P6: "The Jump Pitch". One of the best pitches ever. Pull the roof then continue up the excellent face. Well spaced gear / bolts but totally clean falls into space
P7: "The bathtub Pitch" traverse 50 feet to the right and climb past a bolt into the "bathtub" then place a #4 camalot on the right side and continue up the tightly bolted face above to a moderate crack (5.11d). traverse left to caver bolts and belay
Between The Great Aha and Last of the Dixie Trads. Just before the trail along the base of the SE face scrambles down a 25 foot ledgy granite slab, scramble up to a narrow tree ledge 25 feet up.
Singles of cams to #4, nuts including micro ones. all the bolts are replaced or in good condition.
By Stephen Felker
From: Boulder, CO
Oct 7, 2010
While not sure how many onsights this route has seen, I found it mighty impressive to follow Mr.

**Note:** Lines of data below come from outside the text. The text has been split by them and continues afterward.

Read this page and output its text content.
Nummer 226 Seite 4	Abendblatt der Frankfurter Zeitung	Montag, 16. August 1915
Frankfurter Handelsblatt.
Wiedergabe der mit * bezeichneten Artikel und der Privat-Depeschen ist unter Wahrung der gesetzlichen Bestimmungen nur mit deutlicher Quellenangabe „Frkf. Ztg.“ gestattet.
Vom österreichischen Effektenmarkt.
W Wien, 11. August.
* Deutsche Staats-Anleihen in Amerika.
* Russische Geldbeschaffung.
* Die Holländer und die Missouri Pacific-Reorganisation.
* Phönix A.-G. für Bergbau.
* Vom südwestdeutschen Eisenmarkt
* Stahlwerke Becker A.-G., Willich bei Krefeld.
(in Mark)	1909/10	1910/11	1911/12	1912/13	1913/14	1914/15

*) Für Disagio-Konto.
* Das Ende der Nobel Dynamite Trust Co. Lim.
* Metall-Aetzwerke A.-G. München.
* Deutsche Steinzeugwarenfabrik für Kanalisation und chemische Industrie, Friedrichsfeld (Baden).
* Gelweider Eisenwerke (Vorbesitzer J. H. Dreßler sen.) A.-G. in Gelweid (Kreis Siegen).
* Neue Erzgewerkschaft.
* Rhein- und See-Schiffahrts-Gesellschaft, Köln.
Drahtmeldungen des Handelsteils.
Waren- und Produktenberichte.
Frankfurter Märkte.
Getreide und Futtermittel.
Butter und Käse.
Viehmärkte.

Andjoely as he did just that. (vicarious spray, LOL)
I wanted to _ the noob rappellers when they dropped a ~25 lb. rock over the edge. Their excuse, "...but I yelled ROPE." I explained that they narrowly missed negligent homicide. If you see them, please warn the cavers to assume that there are people below them, sheesh.
By Jeff Mekolites
From: HOTlanta, GA
Oct 7, 2010
That is pretty impressive especially considering some of the rock on the "rotten pitch"...nice work!
From: Menlo Park, CA
Oct 8, 2010
there's only like a 5 foot band of suspect rock on the rotten pitch and its really pretty stable now but its still a good idea to test the holds before grabbing them and pull gently because of the nasty fall potential of swinging into a slab. I was expecting a very scary route based on stories of long falls I've heard but it's not that bad and the cruxes are straightforward for the grade. It's wierd that only a handful of people climb the routes on the left side as its probably one of the best walls in the U.S. for steep face climbing and most of it is fairly well protected by face climbing standards. Arm and hammer is probably the easiest / best protected route on that side and I'll try to post detailed beta for it sometime if I get bored.